Discovery and functional prioritization of Parkinson's disease candidate genes from large-scale whole exome sequencing

Abstract

Background: Whole-exome sequencing (WES) has been successful in identifying genes that cause familial Parkinson's disease (PD). However, until now this approach has not been deployed to study large cohorts of unrelated participants. To discover rare PD susceptibility variants, we performed WES in 1148 unrelated cases and 503 control participants. Candidate genes were subsequently validated for functions relevant to PD based on parallel RNA-interference (RNAi) screens in human cell culture and Drosophila and C. elegans models.
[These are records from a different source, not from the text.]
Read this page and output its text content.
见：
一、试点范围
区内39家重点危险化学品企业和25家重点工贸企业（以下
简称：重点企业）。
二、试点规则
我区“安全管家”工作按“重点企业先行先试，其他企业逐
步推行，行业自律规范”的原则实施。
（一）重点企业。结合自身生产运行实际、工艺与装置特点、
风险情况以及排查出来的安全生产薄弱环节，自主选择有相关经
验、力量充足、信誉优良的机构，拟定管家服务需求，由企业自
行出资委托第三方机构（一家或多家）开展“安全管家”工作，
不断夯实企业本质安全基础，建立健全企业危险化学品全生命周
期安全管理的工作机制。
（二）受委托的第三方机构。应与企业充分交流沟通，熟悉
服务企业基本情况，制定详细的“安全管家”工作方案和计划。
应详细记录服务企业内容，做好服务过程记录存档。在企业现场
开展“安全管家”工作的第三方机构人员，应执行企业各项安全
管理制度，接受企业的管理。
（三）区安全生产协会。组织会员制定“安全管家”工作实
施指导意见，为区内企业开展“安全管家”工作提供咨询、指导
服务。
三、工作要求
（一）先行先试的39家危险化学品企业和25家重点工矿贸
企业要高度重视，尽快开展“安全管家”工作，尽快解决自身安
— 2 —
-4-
Results: Assuming autosomal recessive inheritance, we identify 27 genes that have homozygous or compound heterozygous loss-of-function variants in PD cases. Definitive replication and confirmation of these findings were hindered by potential heterogeneity and by the rarity of the implicated alleles. We therefore looked for potential genetic interactions with established PD mechanisms. Following RNAi-mediated knockdown, 15 of the genes modulated mitochondrial dynamics in human neuronal cultures and four candidates enhanced α-synuclein-induced neurodegeneration in Drosophila. Based on complementary analyses in independent human datasets, five functionally validated genes-GPATCH2L, UHRF1BP1L, PTPRH, ARSB, and VPS13C-also showed evidence consistent with genetic replication.

Conclusions: By integrating human genetic and functional evidence, we identify several PD susceptibility gene candidates for further investigation. Our approach highlights a powerful experimental strategy with broad applicability for future studies of disorders with complex genetic etiologies.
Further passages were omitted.